Wednesday, May 5, 2010
my thesis version 1
Version 1... for now.
I want to add to it.
I still hate myself for recording the reaction in the theater then deleting it while i was half drunk. I prepared for that!!! I prepared for that!!!! DANG IT!!! I will never get it back again!!!!!! My first screening in the theater!!!! T_T I am so mad at myself.
Anyways.... what's passed is passed.
I am not thrilled with my work anymore anyway, but i still love it, right now i am just too tired. 2 days screening straight.
Again, thank you SHELLY for letting me stay over at your place. If it wasn't for your kindness I would have to hang out there in a cafe/pub until 4 am in the morning. XD
Then a bunch of other things, too much screenings, too much city.
i want to curl up in bed, shut myself in my room for 2-3 days, and not care about anything in the world.

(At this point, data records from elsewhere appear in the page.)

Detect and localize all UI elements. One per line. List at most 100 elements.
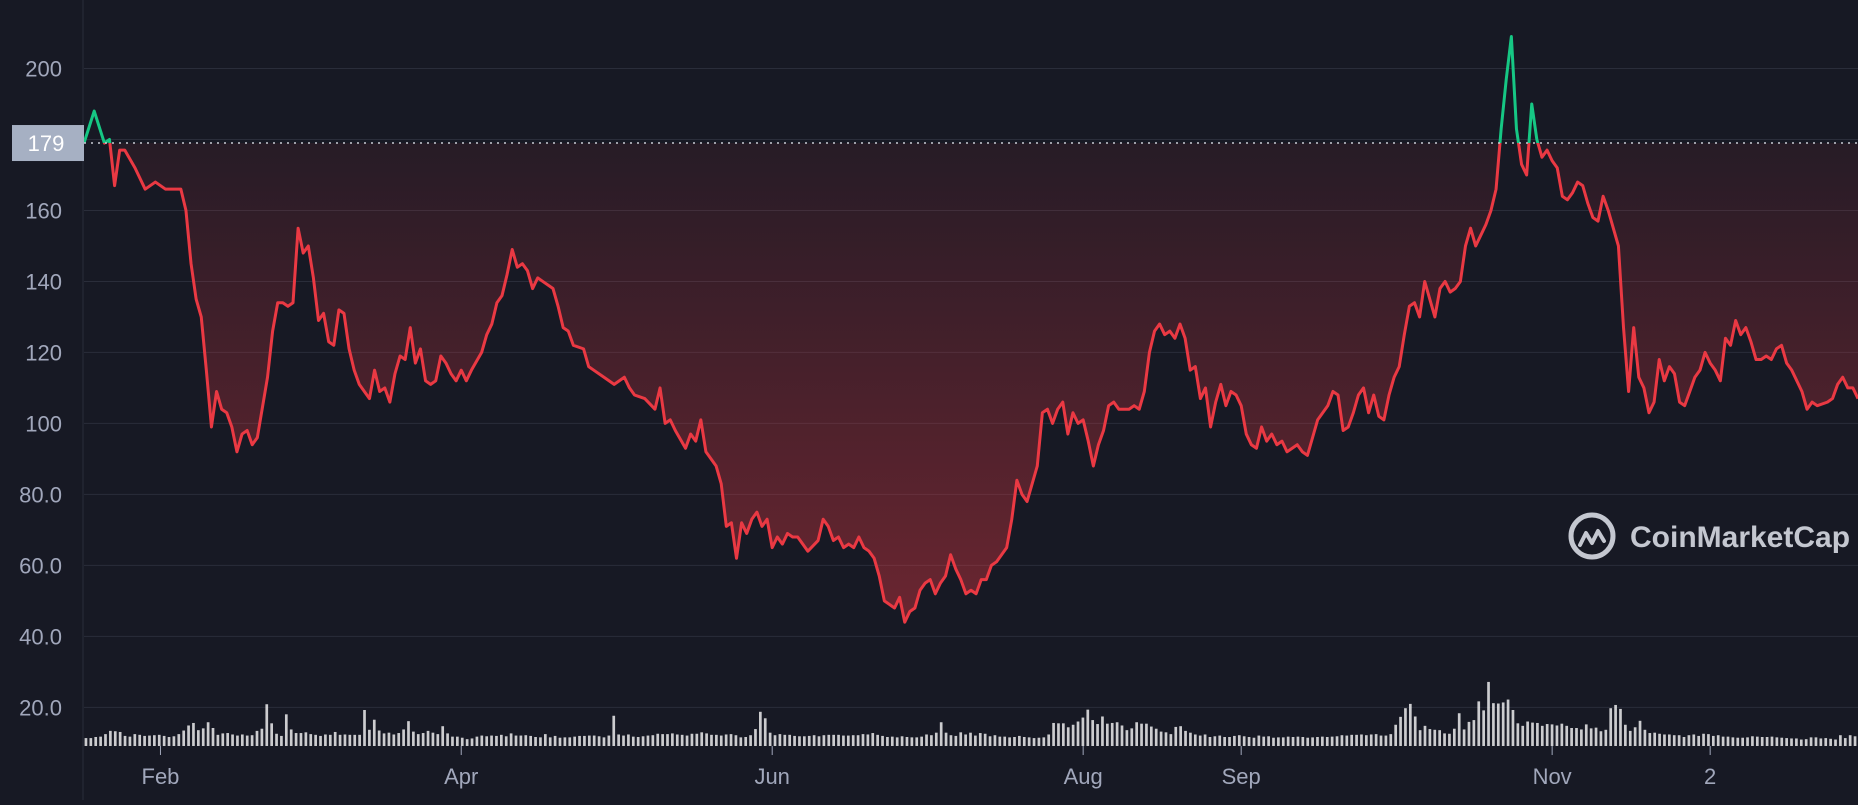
- volume-bar: [1306, 737, 1310, 746]
- volume-bar: [622, 735, 625, 746]
- volume-bar: [715, 734, 718, 746]
- volume-bar: [1614, 704, 1617, 746]
- volume-bar: [1628, 730, 1632, 746]
- volume-bar: [143, 735, 146, 746]
- volume-bar: [104, 734, 107, 746]
- volume-bar: [514, 735, 518, 746]
- volume-bar: [1633, 727, 1637, 746]
- volume-bar: [1799, 739, 1803, 746]
- y-axis: 20.0 40.0 60.0 80.0 100 120 140 160 200: [19, 56, 62, 720]
- volume-bar: [182, 730, 186, 746]
- volume-bar: [245, 735, 249, 746]
- volume-bar: [1355, 734, 1358, 746]
- volume-bar: [1677, 735, 1681, 746]
- volume-bar: [754, 729, 757, 746]
- volume-bar: [1536, 722, 1539, 746]
- volume-bar: [1584, 724, 1588, 746]
- volume-bar: [876, 734, 879, 746]
- volume-bar: [436, 734, 440, 746]
- volume-bar: [416, 734, 420, 746]
- volume-bar: [1462, 729, 1466, 746]
- volume-bar: [270, 723, 273, 746]
- volume-bar: [1589, 728, 1593, 746]
- volume-bar: [1237, 735, 1241, 746]
- volume-bar: [954, 735, 958, 746]
- volume-bar: [529, 735, 533, 746]
- volume-bar: [1325, 737, 1329, 746]
- volume-bar: [1408, 703, 1412, 746]
- volume-bar: [1301, 737, 1305, 746]
- volume-bar: [1311, 737, 1314, 746]
- volume-bar: [1003, 736, 1007, 746]
- volume-bar: [231, 734, 234, 746]
- volume-bar: [84, 738, 88, 746]
- volume-bar: [1711, 735, 1715, 746]
- volume-bar: [128, 736, 132, 746]
- volume-bar: [1648, 733, 1652, 746]
- volume-bar: [1443, 733, 1446, 746]
- volume-bar: [402, 729, 405, 746]
- volume-bar: [1550, 724, 1554, 746]
- volume-bar: [1394, 724, 1398, 746]
- x-tick-label: Sep: [1222, 764, 1261, 789]
- volume-bar: [1286, 736, 1290, 746]
- volume-bar: [387, 732, 391, 746]
- volume-bar: [871, 733, 875, 746]
- volume-bar: [822, 735, 826, 746]
- volume-bar: [1824, 738, 1828, 746]
- volume-bar: [524, 735, 528, 746]
- coinmarketcap-logo-wave: [1578, 529, 1606, 547]
- coinmarketcap-logo-icon: [1568, 512, 1616, 560]
- volume-bar: [1413, 716, 1417, 746]
- volume-bar: [583, 735, 586, 746]
- volume-bar: [294, 733, 298, 746]
- volume-bar: [397, 733, 401, 746]
- volume-bar: [1770, 736, 1774, 746]
- volume-bar: [250, 735, 254, 746]
- volume-bar: [1721, 736, 1725, 746]
- volume-bar: [1262, 736, 1266, 746]
- volume-bar: [539, 737, 542, 746]
- volume-bar: [1179, 726, 1182, 746]
- volume-bar: [553, 735, 557, 746]
- volume-bar: [113, 731, 117, 746]
- volume-bar: [1184, 730, 1187, 746]
- y-tick-label: 20.0: [19, 695, 62, 720]
- volume-bar: [988, 736, 992, 746]
- volume-bar: [319, 735, 322, 746]
- volume-bar: [412, 731, 415, 746]
- volume-bar: [460, 737, 464, 746]
- x-tick-label: Feb: [142, 764, 180, 789]
- volume-bar: [192, 722, 195, 746]
- volume-bar: [910, 737, 914, 746]
- volume-bar: [1829, 738, 1832, 746]
- volume-bar: [1018, 735, 1021, 746]
- volume-bar: [612, 715, 616, 746]
- volume-bar: [1189, 732, 1192, 746]
- volume-bar: [265, 704, 269, 746]
- volume-bar: [1022, 737, 1026, 746]
- volume-bar: [719, 735, 723, 746]
- volume-bar: [519, 735, 523, 746]
- volume-bar: [324, 734, 327, 746]
- volume-bar: [1853, 736, 1857, 746]
- volume-bar: [1668, 734, 1671, 746]
- volume-bar: [1672, 735, 1676, 746]
- volume-bar: [969, 732, 972, 746]
- volume-bar: [495, 735, 498, 746]
- volume-bar: [641, 736, 645, 746]
- volume-bar: [1169, 734, 1173, 746]
- volume-bar: [1110, 722, 1114, 746]
- volume-bar: [1707, 734, 1710, 746]
- volume-bar: [666, 734, 669, 746]
- volume-bar: [1257, 735, 1261, 746]
- volume-bar: [470, 738, 474, 746]
- volume-bar: [602, 737, 606, 746]
- volume-bar: [157, 734, 161, 746]
- coinmarketcap-watermark: CoinMarketCap: [1568, 512, 1850, 560]
- volume-bar: [309, 734, 313, 746]
- volume-bar: [587, 735, 591, 746]
- volume-bar: [671, 733, 674, 746]
- volume-bar: [289, 729, 293, 746]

To be honest, I feel like shit right now, from the tireness, and from the critiques I have been getting on its imperfections. And needles gets me more than honey at this point, as much as i want to treasure the good comments, the praise, and knowing there's no perfect film.
I know it's good, I know I can improve, and I can't say "I am done and I don't care anymore."
I want it to be better, what sucks is that... I thought I could feel better than how I felt after my second year and third year screening, but it turned out I felt the same, like crap. Not very satisfying.
With all said and done, i still enjoyed the time at the screening, us friends congratulating each other, and so on so forth.